# snow for Iowa late this week (whos betting)



## TPC Services (Dec 15, 2005)

for all the Iowa boys in here who's a betting man and wants to bet on what we get thursday thru Sun?? 
I'll bet $10 that its all rain again, they have all ready move the temp up from 35degrees to 44 degress for thursday and and saying only rain fri and flurries the rest of the week and weekend!!

All right kids whos all in for betting 
bets close at 6pm weds night


----------



## jce4isu (Sep 12, 2005)

i will take that bet 3-7in by mon pm 

what are we betting for


----------



## TPC Services (Dec 15, 2005)

for the above amount, that or lunch at hooters monday loser buys

And the temps are still risen 44 for a high now for thursday 

I hate to be a downer but look at what its done so far, same crap they where sayin back in NOV tones of snow cold temps and woopsie big f--- miss to the south!!!
I say we just get the ice thursday in to friday morn and thats it.


----------



## William B. (Jul 22, 2004)

littleo92;350456 said:


> for the above amount, that or lunch at hooters monday loser buys


Why dont ya wait on that hooters idea til end of winter? There seems to be alot of Iowa guys on both sites. Maybe finally we could do an Iowa meet?


----------



## jce4isu (Sep 12, 2005)

William B.;350670 said:


> Why dont ya wait on that hooters idea til end of winter? There seems to be alot of Iowa guys on both sites. Maybe finally we could do an Iowa meet?
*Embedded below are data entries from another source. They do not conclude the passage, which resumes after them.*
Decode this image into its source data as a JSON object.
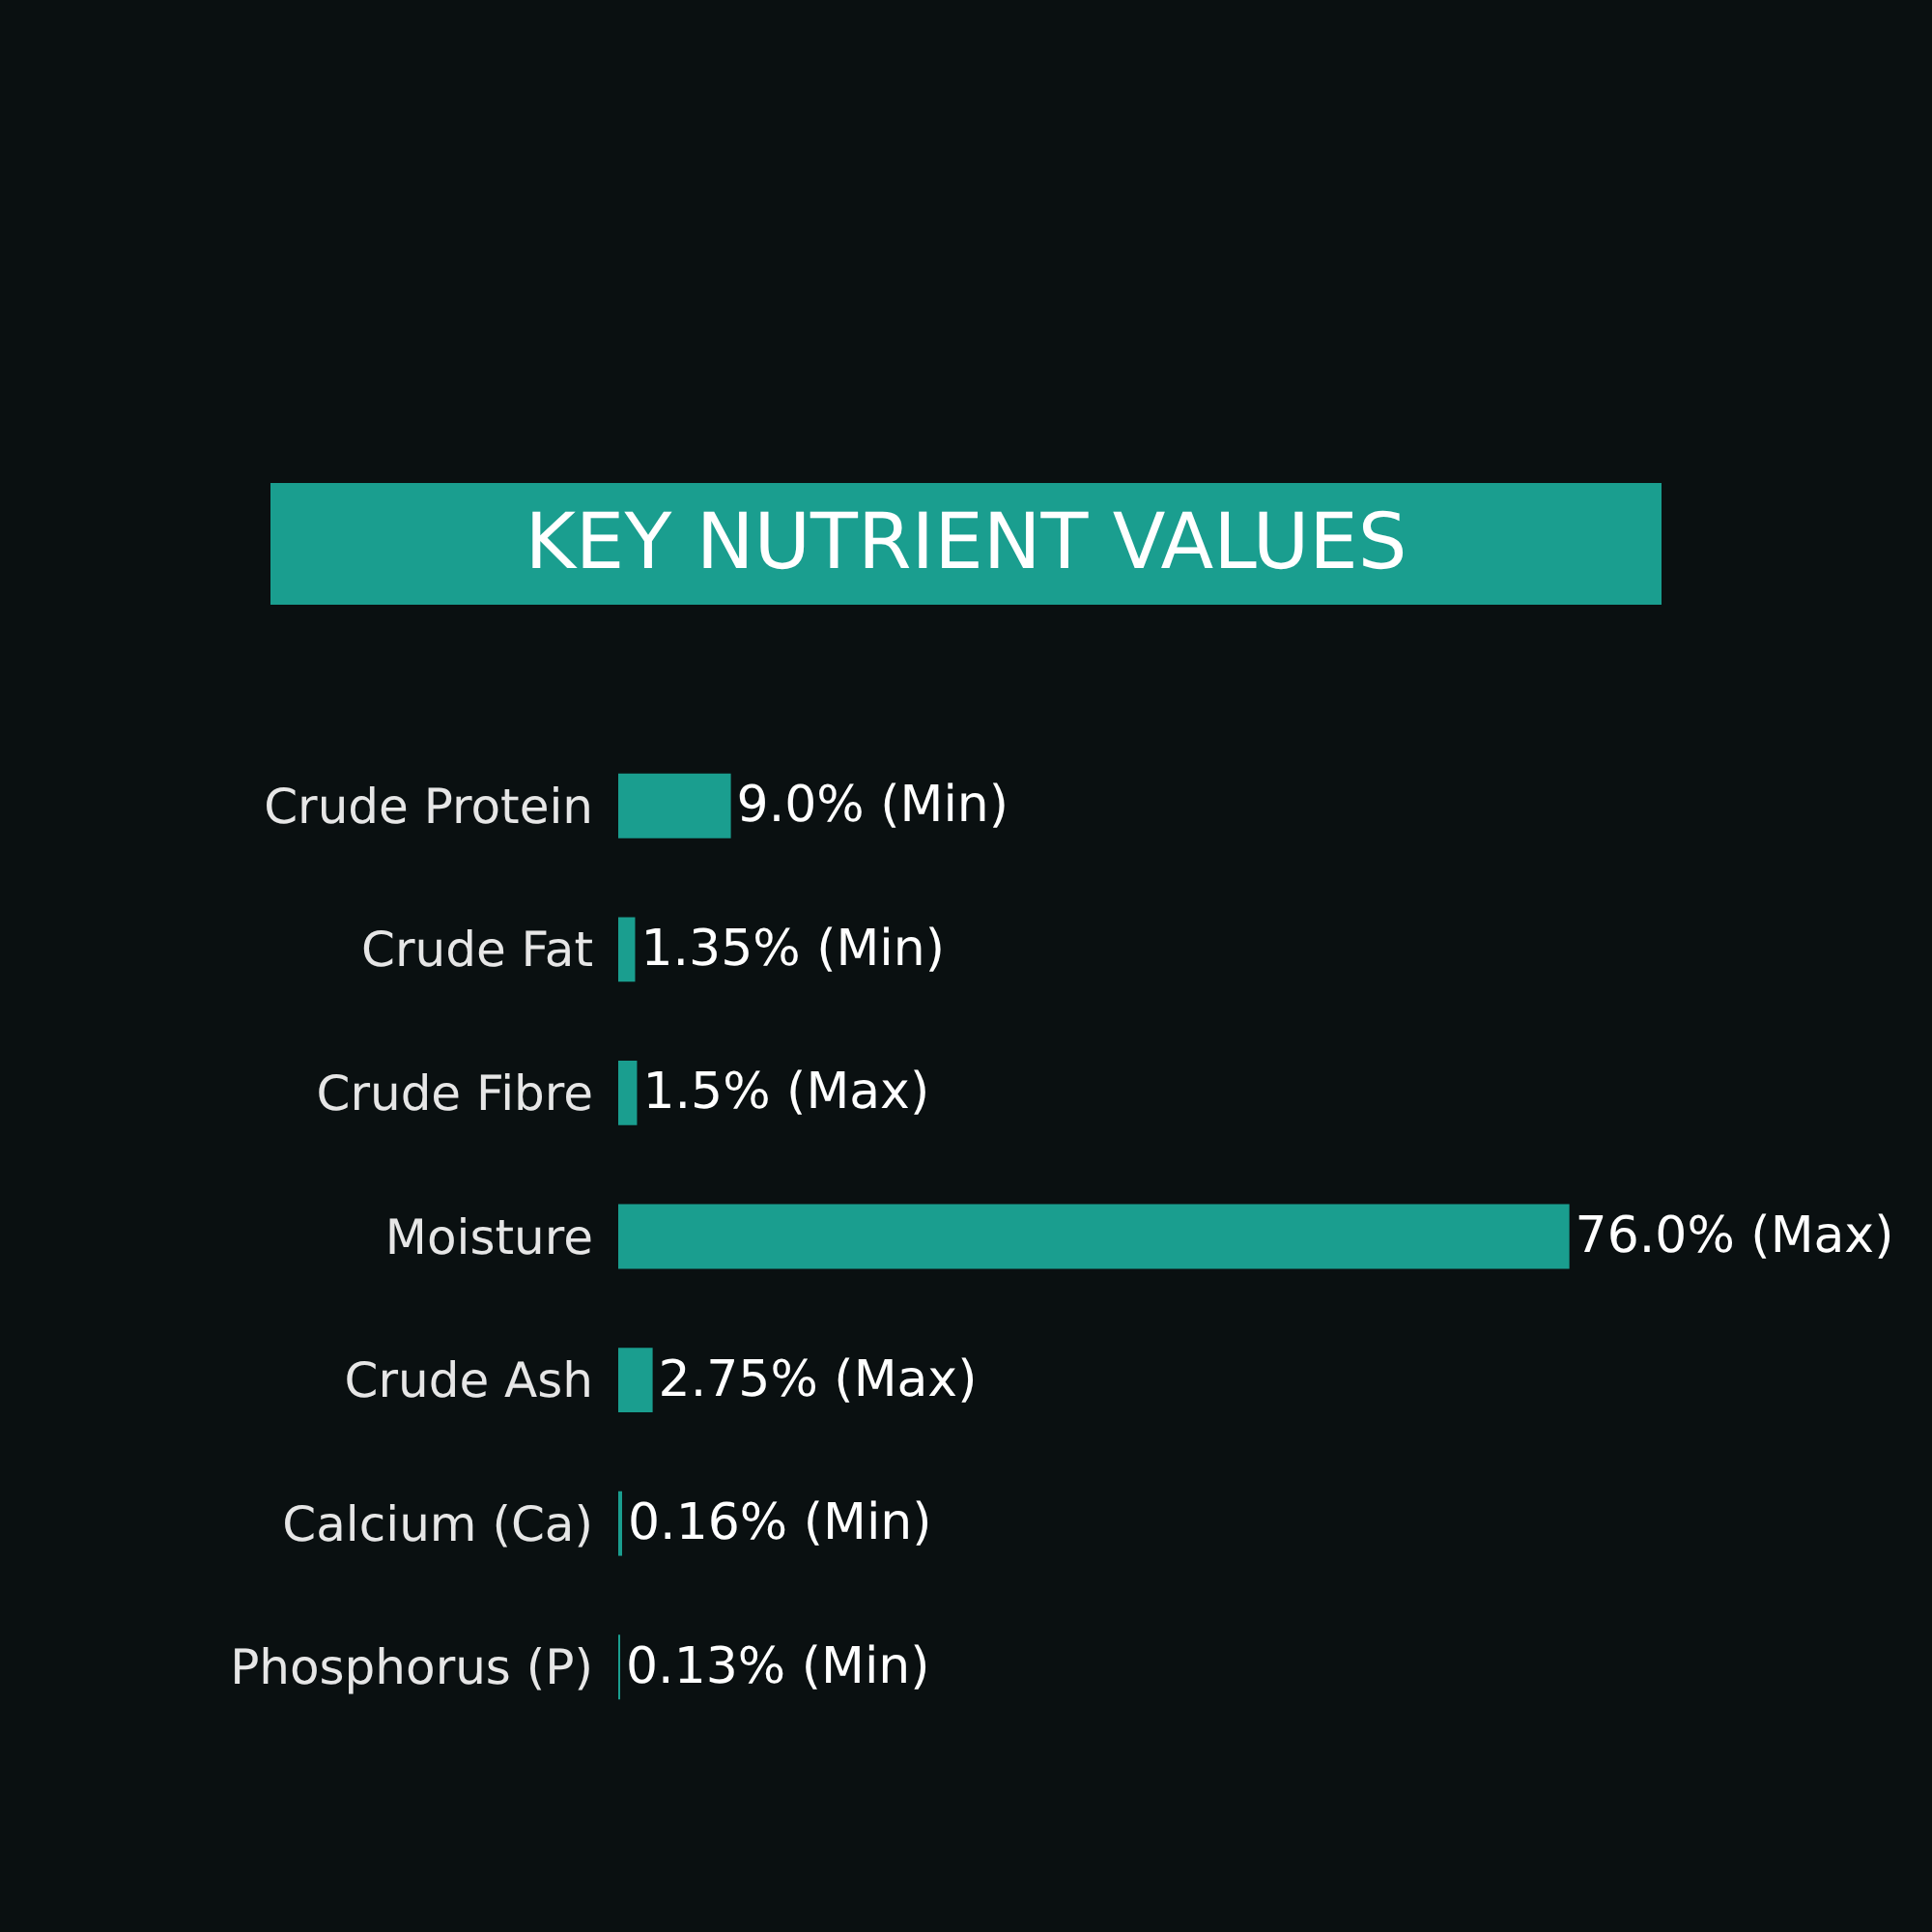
{
  "chart_data": {
    "type": "bar",
    "orientation": "horizontal",
    "title": "KEY NUTRIENT VALUES",
    "categories": [
      "Crude Protein",
      "Crude Fat",
      "Crude Fibre",
      "Moisture",
      "Crude Ash",
      "Calcium (Ca)",
      "Phosphorus (P)"
    ],
    "values": [
      9.0,
      1.35,
      1.5,
      76.0,
      2.75,
      0.16,
      0.13
    ],
    "value_labels": [
      "9.0% (Min)",
      "1.35% (Min)",
      "1.5% (Max)",
      "76.0% (Max)",
      "2.75% (Max)",
      "0.16% (Min)",
      "0.13% (Min)"
    ],
    "color": "#1a9e8f"
  }
}
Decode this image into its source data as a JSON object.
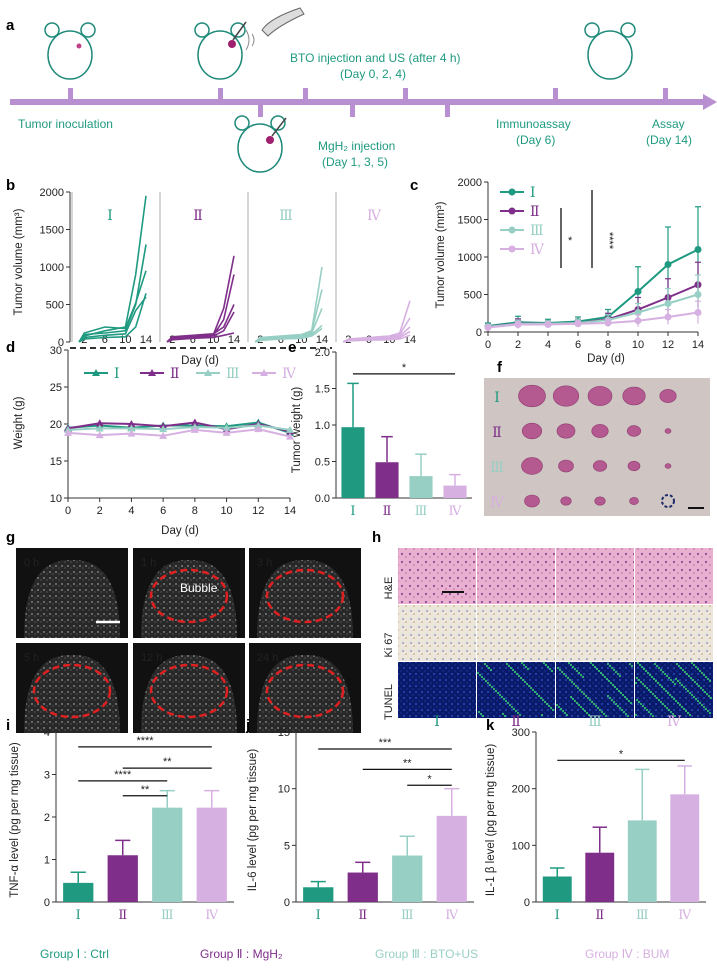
{
  "colors": {
    "g1": "#1f9a80",
    "g2": "#7f2f8a",
    "g3": "#98cfc4",
    "g4": "#d7b0e2",
    "timeline": "#b88fd1",
    "ring": "#e02020"
  },
  "panel_a": {
    "label": "a",
    "events_top": [
      "Tumor inoculation",
      "BTO injection and US (after 4 h)",
      "(Day 0, 2, 4)",
      "Immunoassay",
      "(Day 6)",
      "Assay",
      "(Day 14)"
    ],
    "events_bottom": [
      "MgH₂ injection",
      "(Day 1, 3, 5)"
    ]
  },
  "panel_b": {
    "label": "b",
    "ylabel": "Tumor volume (mm³)",
    "xlabel": "Day (d)",
    "yticks": [
      "0",
      "500",
      "1000",
      "1500",
      "2000"
    ],
    "xticks": [
      "2",
      "6",
      "10",
      "14"
    ],
    "groups": [
      "Ⅰ",
      "Ⅱ",
      "Ⅲ",
      "Ⅳ"
    ]
  },
  "panel_c": {
    "label": "c",
    "ylabel": "Tumor volume (mm³)",
    "xlabel": "Day (d)",
    "yticks": [
      "0",
      "500",
      "1000",
      "1500",
      "2000"
    ],
    "xticks": [
      "0",
      "2",
      "4",
      "6",
      "8",
      "10",
      "12",
      "14"
    ],
    "legend": [
      "Ⅰ",
      "Ⅱ",
      "Ⅲ",
      "Ⅳ"
    ],
    "sig": [
      "*",
      "****"
    ]
  },
  "panel_d": {
    "label": "d",
    "ylabel": "Weight (g)",
    "xlabel": "Day (d)",
    "yticks": [
      "10",
      "15",
      "20",
      "25",
      "30"
    ],
    "xticks": [
      "0",
      "2",
      "4",
      "6",
      "8",
      "10",
      "12",
      "14"
    ],
    "legend": [
      "Ⅰ",
      "Ⅱ",
      "Ⅲ",
      "Ⅳ"
    ]
  },
  "panel_e": {
    "label": "e",
    "ylabel": "Tumor weight (g)",
    "yticks": [
      "0.0",
      "0.5",
      "1.0",
      "1.5",
      "2.0"
    ],
    "xticks": [
      "Ⅰ",
      "Ⅱ",
      "Ⅲ",
      "Ⅳ"
    ],
    "sig": [
      "*"
    ]
  },
  "panel_f": {
    "label": "f",
    "rows": [
      "Ⅰ",
      "Ⅱ",
      "Ⅲ",
      "Ⅳ"
    ]
  },
  "panel_g": {
    "label": "g",
    "times": [
      "0 h",
      "1 h",
      "3 h",
      "5 h",
      "12 h",
      "24 h"
    ],
    "bubble": "Bubble"
  },
  "panel_h": {
    "label": "h",
    "rows": [
      "H&E",
      "Ki 67",
      "TUNEL"
    ],
    "cols": [
      "Ⅰ",
      "Ⅱ",
      "Ⅲ",
      "Ⅳ"
    ]
  },
  "panel_i": {
    "label": "i",
    "ylabel": "TNF-α level (pg per mg tissue)",
    "yticks": [
      "0",
      "1",
      "2",
      "3",
      "4"
    ],
    "xticks": [
      "Ⅰ",
      "Ⅱ",
      "Ⅲ",
      "Ⅳ"
    ],
    "sig": [
      "****",
      "**",
      "****",
      "**"
    ]
  },
  "panel_j": {
    "label": "j",
    "ylabel": "IL-6 level (pg per mg tissue)",
    "yticks": [
      "0",
      "5",
      "10",
      "15"
    ],
    "xticks": [
      "Ⅰ",
      "Ⅱ",
      "Ⅲ",
      "Ⅳ"
    ],
    "sig": [
      "***",
      "**",
      "*"
    ]
  },
  "panel_k": {
    "label": "k",
    "ylabel": "IL-1 β level (pg per mg tissue)",
    "yticks": [
      "0",
      "100",
      "200",
      "300"
    ],
    "xticks": [
      "Ⅰ",
      "Ⅱ",
      "Ⅲ",
      "Ⅳ"
    ],
    "sig": [
      "*"
    ]
  },
  "footer_groups": [
    "Group Ⅰ : Ctrl",
    "Group Ⅱ : MgH₂",
    "Group Ⅲ : BTO+US",
    "Group Ⅳ : BUM"
  ],
  "chart_data": [
    {
      "panel": "c",
      "type": "line",
      "x": [
        0,
        2,
        4,
        6,
        8,
        10,
        12,
        14
      ],
      "ylim": [
        0,
        2000
      ],
      "series": [
        {
          "name": "Ⅰ",
          "values": [
            80,
            130,
            120,
            140,
            200,
            540,
            900,
            1100
          ],
          "err": [
            40,
            80,
            50,
            60,
            100,
            330,
            500,
            570
          ]
        },
        {
          "name": "Ⅱ",
          "values": [
            70,
            115,
            110,
            120,
            170,
            300,
            460,
            630
          ],
          "err": [
            30,
            60,
            40,
            50,
            80,
            160,
            250,
            300
          ]
        },
        {
          "name": "Ⅲ",
          "values": [
            70,
            110,
            110,
            120,
            160,
            260,
            380,
            500
          ],
          "err": [
            30,
            50,
            40,
            50,
            70,
            120,
            200,
            260
          ]
        },
        {
          "name": "Ⅳ",
          "values": [
            60,
            100,
            100,
            110,
            120,
            150,
            200,
            260
          ],
          "err": [
            20,
            40,
            30,
            40,
            50,
            80,
            100,
            150
          ]
        }
      ]
    },
    {
      "panel": "d",
      "type": "line",
      "x": [
        0,
        2,
        4,
        6,
        8,
        10,
        12,
        14
      ],
      "ylim": [
        10,
        30
      ],
      "series": [
        {
          "name": "Ⅰ",
          "values": [
            19.5,
            19.8,
            19.5,
            19.8,
            19.8,
            19.7,
            20.2,
            18.8
          ]
        },
        {
          "name": "Ⅱ",
          "values": [
            19.4,
            20.1,
            20.0,
            19.7,
            20.2,
            19.3,
            20.0,
            19.0
          ]
        },
        {
          "name": "Ⅲ",
          "values": [
            19.2,
            19.4,
            19.4,
            19.3,
            19.6,
            19.5,
            19.8,
            19.2
          ]
        },
        {
          "name": "Ⅳ",
          "values": [
            18.8,
            18.5,
            18.7,
            18.4,
            19.2,
            18.8,
            19.3,
            18.3
          ]
        }
      ]
    },
    {
      "panel": "e",
      "type": "bar",
      "categories": [
        "Ⅰ",
        "Ⅱ",
        "Ⅲ",
        "Ⅳ"
      ],
      "values": [
        0.97,
        0.49,
        0.3,
        0.17
      ],
      "err": [
        0.6,
        0.35,
        0.3,
        0.15
      ],
      "ylim": [
        0,
        2
      ]
    },
    {
      "panel": "i",
      "type": "bar",
      "categories": [
        "Ⅰ",
        "Ⅱ",
        "Ⅲ",
        "Ⅳ"
      ],
      "values": [
        0.45,
        1.1,
        2.22,
        2.22
      ],
      "err": [
        0.25,
        0.35,
        0.4,
        0.4
      ],
      "ylim": [
        0,
        4
      ]
    },
    {
      "panel": "j",
      "type": "bar",
      "categories": [
        "Ⅰ",
        "Ⅱ",
        "Ⅲ",
        "Ⅳ"
      ],
      "values": [
        1.3,
        2.6,
        4.1,
        7.6
      ],
      "err": [
        0.5,
        0.9,
        1.7,
        2.4
      ],
      "ylim": [
        0,
        15
      ]
    },
    {
      "panel": "k",
      "type": "bar",
      "categories": [
        "Ⅰ",
        "Ⅱ",
        "Ⅲ",
        "Ⅳ"
      ],
      "values": [
        45,
        87,
        144,
        190
      ],
      "err": [
        15,
        45,
        90,
        50
      ],
      "ylim": [
        0,
        300
      ]
    }
  ]
}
lets do it im in littleo92 will buy when i win my bet lol


----------



## TPC Services (Dec 15, 2005)

ha, ha, jce4isu those how laughs last always wins,
there move the snow further south my the minute all take the nill to none still 3 days out


----------



## William B. (Jul 22, 2004)

Why do I have this feeling that we are getting all worked up over nothin??:crying: :crying:


----------



## jce4isu (Sep 12, 2005)

i can almost taste those wings good thing too i will need it after i push all of that snow


----------



## TPC Services (Dec 15, 2005)

I smell victory in the air for the littleo camp,  


 As I said before I hate to be a debbie downer but the dew points are going to keep sliding south along with the precip I looked at NOAA's site and the dew is only going to be in the 10 to maybe 20 range which means way to cooled and dry air, 

I see this one slipping away again to the south,

I hate this state more and more, wish I live in the north east where you do not have to relie on the low and high fronts to pass by , they get lake affect,:angry:


----------



## johndeereguy (Oct 19, 2006)

*Iowa*

I see you guys are talking about having an Iowa meet sometime. I would be in for that, especially at Hooters!!! Lets just set a day and time. Hell, everyone else on here does it, why not Iowa! Let is snow


----------



## jce4isu (Sep 12, 2005)

johndeereguy;351607 said:


> I see you guys are talking about having an Iowa meet sometime. I would be in for that, especially at Hooters!!! Lets just set a day and time. Hell, everyone else on here does it, why not Iowa! Let is snow


what part of iowa r u from


----------



## jce4isu (Sep 12, 2005)

littleo92;351476 said:


> I smell victory in the air for the littleo camp,
> 
> As I said before I hate to be a debbie downer but the dew points are going to keep sliding south along with the precip I looked at NOAA's site and the dew is only going to be in the 10 to maybe 20 range which means way to cooled and dry air,
> 
> ...


what color is your dodge is it blue and your chevy maroon ??


----------



## jce4isu (Sep 12, 2005)

looks like we have a winner payup payup


----------



## TPC Services (Dec 15, 2005)

Close, The dodge is blue with a gray bottom and the chey is gray with a meyers spreader on the back of it. was out 16 hours sun into mon morn to much drifting plus I do not think the other half of the party pulled his wieght!!!! :realmad: then another 5 mon night because of the drifting again like those call back clean ups$$$$ blow wind blow, makes up for a ****** season!!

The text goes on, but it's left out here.